The principle of BD treatment needs to be individualized to each patient, depending on the patient’s symptoms and associated conditions. In human patients, surgical treatment for those with complete bladder duplication should be postponed until the patients reach the age at which their bladders become more functional to identify [4]. In general, the goal of surgical intervention is to optimize bladder function and drainage as well as minimize incontinence and the risk of infection. To date, the most common surgical treatment for complete BD is to excise the duplicated bladder. The open approach for excision has been the most common choice both for humans and for companion animals [22]. Laparoscopic excision of complete bladder duplication was applied on a 1-year-old male in 2018 [22], suggesting that this technique is a desirable minimally invasive approach utilized for complex urinary anomalies in children.
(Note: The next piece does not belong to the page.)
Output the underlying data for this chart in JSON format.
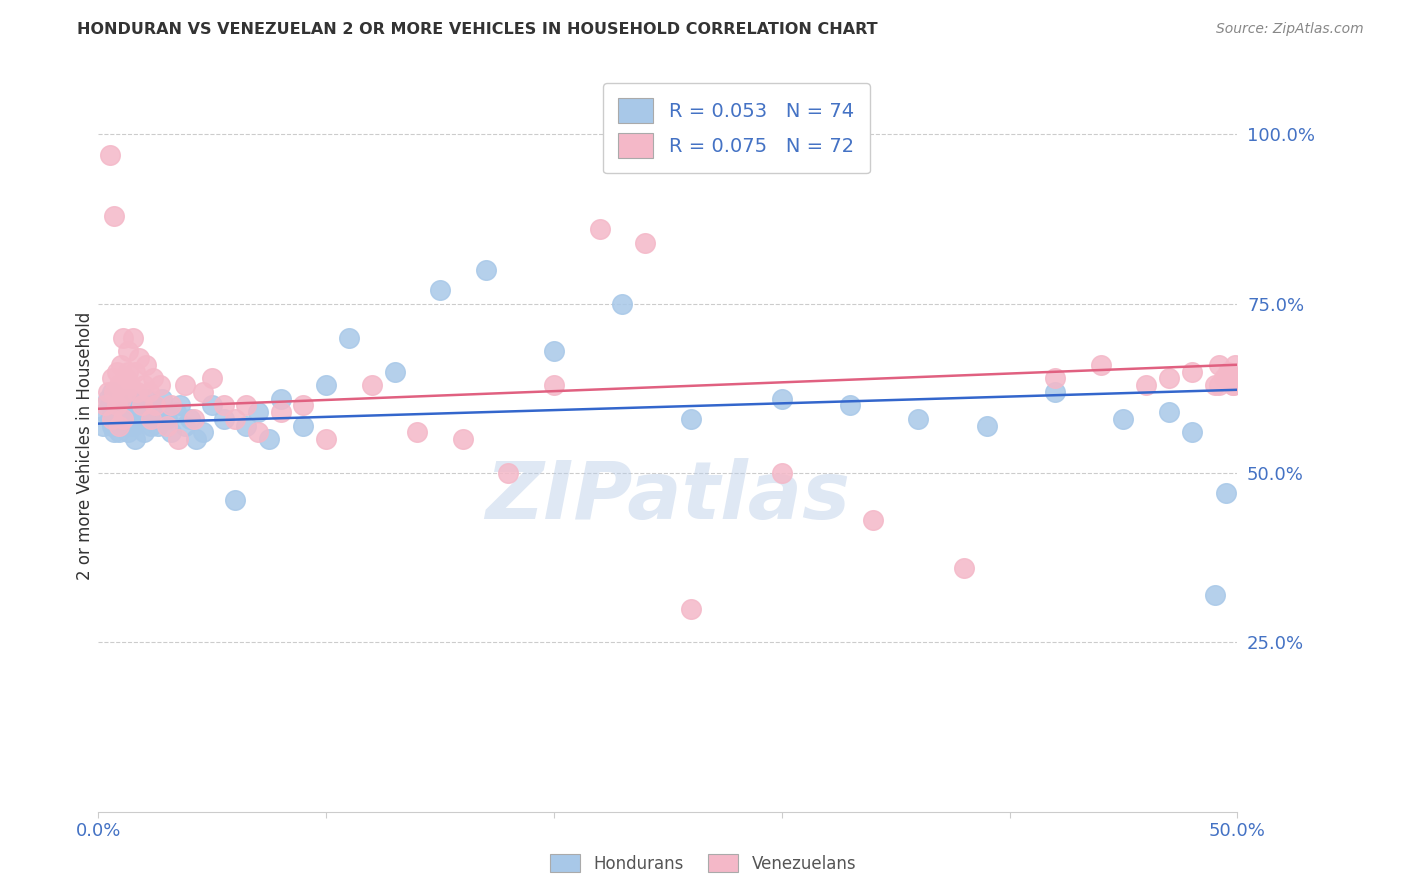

For the affected cat in our patient, excision of the accessory bladder was properly implemented due to inflammation and compression of other organs. Therefore, the cat can eradicate all sources of infection and restore its urogenital tract as anatomically and physiologically normal as possible. The prognosis depends on several factors, including the degree of obstruction and where the anomaly has been impaired, associated anomalies and secondary infections [11]. Canine patients have a good prognosis if they do not have any other skeletal or urogenital anomalies identified and if surgical corrections are to be performed [9].